If that doesn't work, you can always invoke garbage collection manually:
import gc
class MyHandler(tornado.web.RequestHandler):
#tornado.web.asynchronous
def post(self):
....
def _finish_req(self):
....
def on_connection_close(self):
gc.collect()
The code looks good. The leak is probably inside Tornado.
I only stumbled over this line:
async_client = tornado.httpclient.AsyncHTTPClient()
Are you aware of the instantiation magic in this constructor?
From the docs:
"""
The constructor for this class is magic in several respects: It actually
creates an instance of an implementation-specific subclass, and instances
are reused as a kind of pseudo-singleton (one per IOLoop).
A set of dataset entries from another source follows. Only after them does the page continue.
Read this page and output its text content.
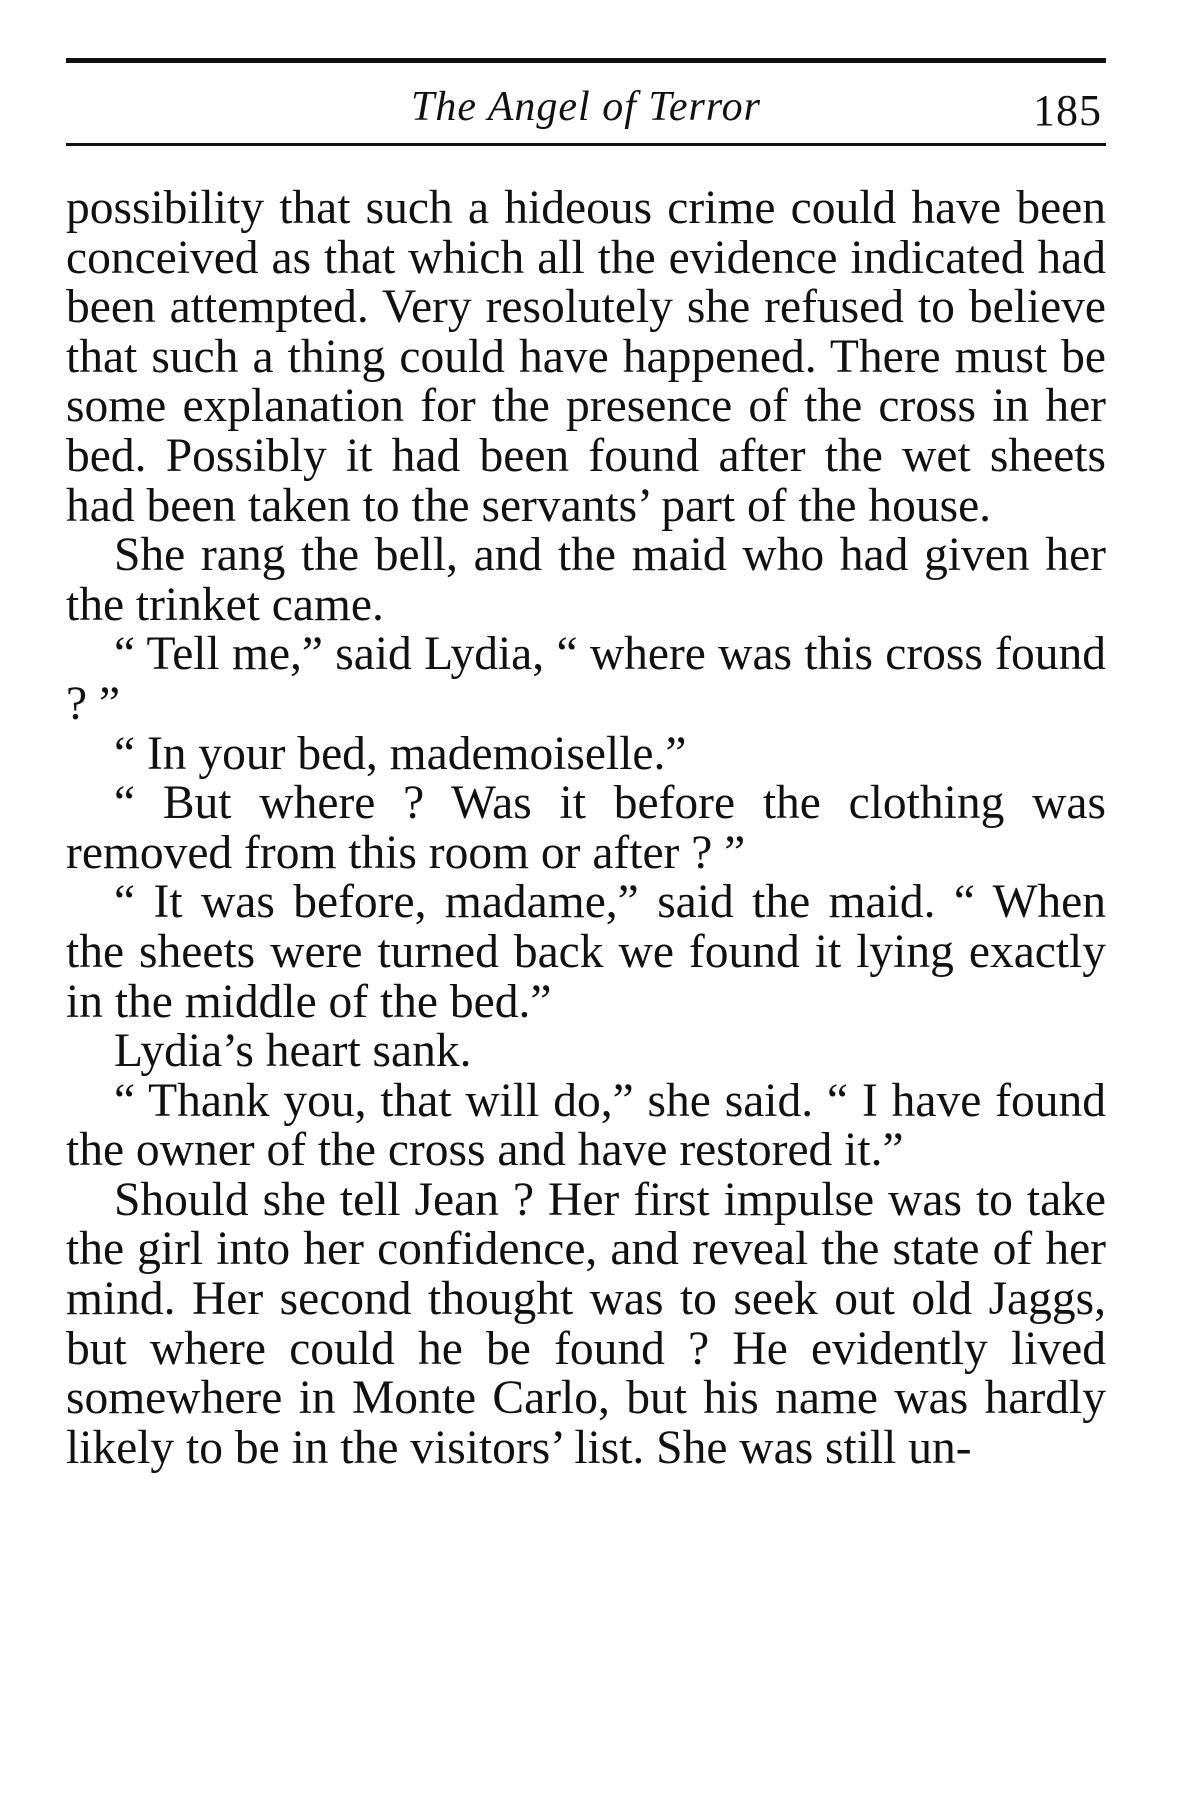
The Angel of Terror	185

possibility that such a hideous crime could have been conceived as that which all the evidence indicated had been attempted. Very resolutely she refused to believe that such a thing could have happened. There must be some explanation for the presence of the cross in her bed. Possibly it had been found after the wet sheets had been taken to the servants’ part of the house.

She rang the bell, and the maid who had given her the trinket came.

“ Tell me,” said Lydia, “ where was this cross found ? ”

“ In your bed, mademoiselle.”

“ But where ? Was it before the clothing was removed from this room or after ? ”

“ It was before, madame,” said the maid. “ When the sheets were turned back we found it lying exactly in the middle of the bed.”

Lydia’s heart sank.

“ Thank you, that will do,” she said. “ I have found the owner of the cross and have restored it.”

Should she tell Jean ? Her first impulse was to take the girl into her confidence, and reveal the state of her mind. Her second thought was to seek out old Jaggs, but where could he be found ? He evidently lived somewhere in Monte Carlo, but his name was hardly likely to be in the visitors’ list. She was still un-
The keyword
argument force_instance=True can be used to suppress this singleton
behavior. Constructor arguments other than io_loop and force_instance
are deprecated. The implementation subclass as well as arguments to
its constructor can be set with the static method configure()
"""
So actually, you don't need to do this inside the loop. (On the other
hand, it should not do any harm.) But which implementation are you
using CurlAsyncHTTPClient or SimpleAsyncHTTPClient?
If it is SimpleAsyncHTTPClient, be aware of this comment in the code:
"""
This class has not been tested extensively in production and
should be considered somewhat experimental as of the release of
tornado 1.2.
"""
You can try switching to CurlAsyncHTTPClient. Or follow
Nikolay Fominyh's suggestion and trace the calls to __callback().